Eran dos gemelas de piel rosada. Turgentes y altivas. Dos hermanas que no se dejaban vencer por los años que pasaban ni por la gravedad que las golpeaba cada día.
Al amanecer, se despertaban de su sueño de leche y miel e inundaban su pereza con una ducha de agua fría, que por momentos las encogía y las erizaba. Se expandían y recogían al unísono.
Les gustaba ir ligeras de ropa. Se deleitaban al sentir en su piel el roce de la seda y las caricias y masajes que las yemas de los dedos les producían; unos dedos que las tocaban en forma circular, de arriba hacia abajo, de afuera hacia adentro, puntualmente, cada mes.
Eran dos almas que vibraban en armonía con el latir del mismo corazón… hasta que el caos hizo su aparición.
En la oscuridad del destino despertaron de su letargo todos los factores acumulados en los genes del tiempo: un poco de herencia, los hijos que nunca alimentaron, el paso de los años y tal vez la mala suerte… todos se mezclaron perfectamente y le dieron vida a un engendro amorfo que silenciosamente se fue adentrando en una de ellas.
La sentencia ya estaba dictada.
Al amanecer de aquel día, la de la izquierda se despertó agitada, no se sentía bien. Conocía detalladamente su anatomía y ese día percibió, en lo profundo, que un ente diferente a su delicada naturaleza estaba creciendo adentro; lastimosamente, le hizo caso omiso a su aguda intuición.
Pasaron varios meses y el peso y el tamaño del enemigo delataron el caótico plan del destino.
La piel de nuestra víctima se fue asemejando a la cáscara de las naranjas, pero no de las dulces, sino de las más amargas al gusto; se fue transformando en una figura heterogénea, sin forma definida, una gota estrellada en el suelo duro de la vida. Su pezón, antes altivo y despierto, se fue escondiendo entre la pena y el dolor de ver lo que sucedía y, en señal de luto, decidió mirar hacia atrás y refugiarse en las profundidades de la piel.

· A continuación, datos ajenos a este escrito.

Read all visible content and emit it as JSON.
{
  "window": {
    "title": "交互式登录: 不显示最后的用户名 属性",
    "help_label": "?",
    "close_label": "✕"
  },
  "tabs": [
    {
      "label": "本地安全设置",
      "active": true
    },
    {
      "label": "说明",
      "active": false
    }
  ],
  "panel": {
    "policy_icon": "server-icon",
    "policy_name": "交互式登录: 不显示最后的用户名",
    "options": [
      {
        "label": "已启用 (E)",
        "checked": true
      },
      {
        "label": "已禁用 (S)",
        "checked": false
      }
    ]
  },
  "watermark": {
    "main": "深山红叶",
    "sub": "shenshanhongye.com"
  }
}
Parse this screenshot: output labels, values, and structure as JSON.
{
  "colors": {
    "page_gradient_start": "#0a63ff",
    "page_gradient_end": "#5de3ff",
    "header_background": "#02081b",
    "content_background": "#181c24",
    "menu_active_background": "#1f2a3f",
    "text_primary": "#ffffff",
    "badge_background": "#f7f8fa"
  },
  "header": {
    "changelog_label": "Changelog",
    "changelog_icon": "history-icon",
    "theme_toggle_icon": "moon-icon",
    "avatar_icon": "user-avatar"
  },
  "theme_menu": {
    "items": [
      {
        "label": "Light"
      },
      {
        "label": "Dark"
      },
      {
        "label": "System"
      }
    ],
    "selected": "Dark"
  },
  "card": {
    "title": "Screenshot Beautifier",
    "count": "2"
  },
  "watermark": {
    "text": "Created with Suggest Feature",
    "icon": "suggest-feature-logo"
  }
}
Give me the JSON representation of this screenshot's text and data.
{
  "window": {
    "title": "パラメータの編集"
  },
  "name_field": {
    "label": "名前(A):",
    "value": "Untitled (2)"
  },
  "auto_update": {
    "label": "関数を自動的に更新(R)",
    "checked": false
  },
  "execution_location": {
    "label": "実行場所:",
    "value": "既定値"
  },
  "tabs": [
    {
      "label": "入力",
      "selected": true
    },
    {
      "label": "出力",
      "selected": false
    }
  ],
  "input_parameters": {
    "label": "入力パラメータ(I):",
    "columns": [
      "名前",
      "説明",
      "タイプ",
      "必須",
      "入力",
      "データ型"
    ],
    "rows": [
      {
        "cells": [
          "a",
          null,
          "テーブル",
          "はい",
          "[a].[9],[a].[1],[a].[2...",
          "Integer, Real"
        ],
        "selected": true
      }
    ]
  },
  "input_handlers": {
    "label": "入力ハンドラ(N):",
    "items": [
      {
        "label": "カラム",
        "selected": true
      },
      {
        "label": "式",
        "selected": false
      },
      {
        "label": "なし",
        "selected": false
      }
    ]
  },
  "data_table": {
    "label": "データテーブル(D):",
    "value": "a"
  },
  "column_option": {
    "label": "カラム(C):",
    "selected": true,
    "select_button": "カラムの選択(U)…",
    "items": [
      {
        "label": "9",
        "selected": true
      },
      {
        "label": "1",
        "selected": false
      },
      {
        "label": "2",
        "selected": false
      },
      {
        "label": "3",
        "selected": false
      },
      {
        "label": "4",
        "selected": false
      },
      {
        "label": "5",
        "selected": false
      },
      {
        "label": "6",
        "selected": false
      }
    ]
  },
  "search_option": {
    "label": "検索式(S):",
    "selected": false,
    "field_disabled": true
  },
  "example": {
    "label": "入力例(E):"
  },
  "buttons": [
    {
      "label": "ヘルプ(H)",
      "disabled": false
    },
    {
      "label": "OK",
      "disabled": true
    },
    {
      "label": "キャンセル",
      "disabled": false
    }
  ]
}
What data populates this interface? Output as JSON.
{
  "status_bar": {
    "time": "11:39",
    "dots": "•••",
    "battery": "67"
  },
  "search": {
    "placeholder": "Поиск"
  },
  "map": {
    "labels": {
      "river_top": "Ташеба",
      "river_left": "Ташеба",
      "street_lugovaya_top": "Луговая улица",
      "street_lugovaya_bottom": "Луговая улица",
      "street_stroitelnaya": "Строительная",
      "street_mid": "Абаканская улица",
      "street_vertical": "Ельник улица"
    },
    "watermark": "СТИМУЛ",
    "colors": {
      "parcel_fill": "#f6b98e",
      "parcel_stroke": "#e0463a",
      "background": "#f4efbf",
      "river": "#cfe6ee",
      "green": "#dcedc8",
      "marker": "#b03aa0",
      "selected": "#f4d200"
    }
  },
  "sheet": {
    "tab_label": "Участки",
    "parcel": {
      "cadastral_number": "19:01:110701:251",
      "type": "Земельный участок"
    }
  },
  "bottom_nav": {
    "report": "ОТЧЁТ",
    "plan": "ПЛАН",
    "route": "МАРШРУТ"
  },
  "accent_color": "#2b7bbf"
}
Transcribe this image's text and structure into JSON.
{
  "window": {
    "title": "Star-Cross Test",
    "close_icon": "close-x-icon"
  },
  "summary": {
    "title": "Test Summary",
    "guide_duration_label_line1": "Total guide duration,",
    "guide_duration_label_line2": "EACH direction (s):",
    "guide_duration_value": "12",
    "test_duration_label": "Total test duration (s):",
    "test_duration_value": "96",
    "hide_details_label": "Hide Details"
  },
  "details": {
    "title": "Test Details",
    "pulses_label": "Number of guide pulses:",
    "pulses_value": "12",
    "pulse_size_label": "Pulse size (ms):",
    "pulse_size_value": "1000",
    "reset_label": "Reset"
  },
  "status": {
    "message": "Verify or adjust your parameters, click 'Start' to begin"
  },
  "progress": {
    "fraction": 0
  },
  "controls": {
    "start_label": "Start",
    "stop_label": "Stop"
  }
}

Una masa carente de piedad crecía con la mínima oportunidad otorgada. Una mole dura se fue camuflando entre célula y célula, engañando todos los puestos de control y vigilancia, hasta llegar al lugar perfecto para echar raíces. Engullía todo lo que se encontraba a su paso. Se alimentaba de esperanzas e ilusiones rotas y engordaba hasta más no poder. Comía para crecer; comía para destruir.
Lo que antes era lozana armonía fue transformado por una anarquía que crecía sin parar.
Las dos hermanas sabían en su interior que nada andaba bien. Si la situación continuaba, ambas serían afectadas para siempre; su historia de amor llegaría al final. El cambio debía ocurrir, para bien o para mal, y alguna puerta se tendría que abrir para expulsar, de una buena vez, la sombra mortal que las acechaba cada noche.
Intentaron con la medicina alternativa, los rezos tibetanos y los cantos maoríes; con la imposición de manos y la medicina occidental; con la quimioterapia, con los ardientes rayos de la radioterapia, con lo sobrenatural y lo terrenal. Probaron con todo lo que la madre tierra tenía para curarlas. Y entre pomadas y rezos, cada pizca de esperanza se fue desvaneciendo con el frío viento de la duda.
Sabían que la alternativa que habían dejado como última opción, cada vez más, estaba tomando fuerza y se iba perfilando como la única solución para exterminar desde las entrañas mismas a ese ser maligno que quitaba la vida, que sofocaba el aire, que ahogaba el fuego.
Y en honor a su existencia, tomaron la decisión más difícil…
Esa mañana, las dos se encontraban acostadas, una al lado de la otra, con los “ojos” mirando hacia el cielo; y, entre una larga exhalación, entraron en un sueño eterno, entregaron su vida al cambio.
Finalmente, el mal fue extirpado.
Eran dos hermanas de piel rosada. Dos existencias que no se dejaron vencer, ni por el destino, ni por el peso de la herencia, ni por la muerte misma. Dos amigas de diferentes tamaños: una redonda y de contextura homogénea, y otra pequeña, golpeada por la vida, con las cicatrices propias de los vencedores, de las batallas luchadas y ganadas; con una parte de su ser extraída y con las otras vivas gracias a su sacrificio personal, a su entrega desinteresada, a su amor incondicional.
Dos almas que continuaron vibrando con el latir de un mismo corazón, al unísono, para siempre.
Ese día decidieron resistir. Decidieron reponerse. Mirando al futuro, mirando de frente.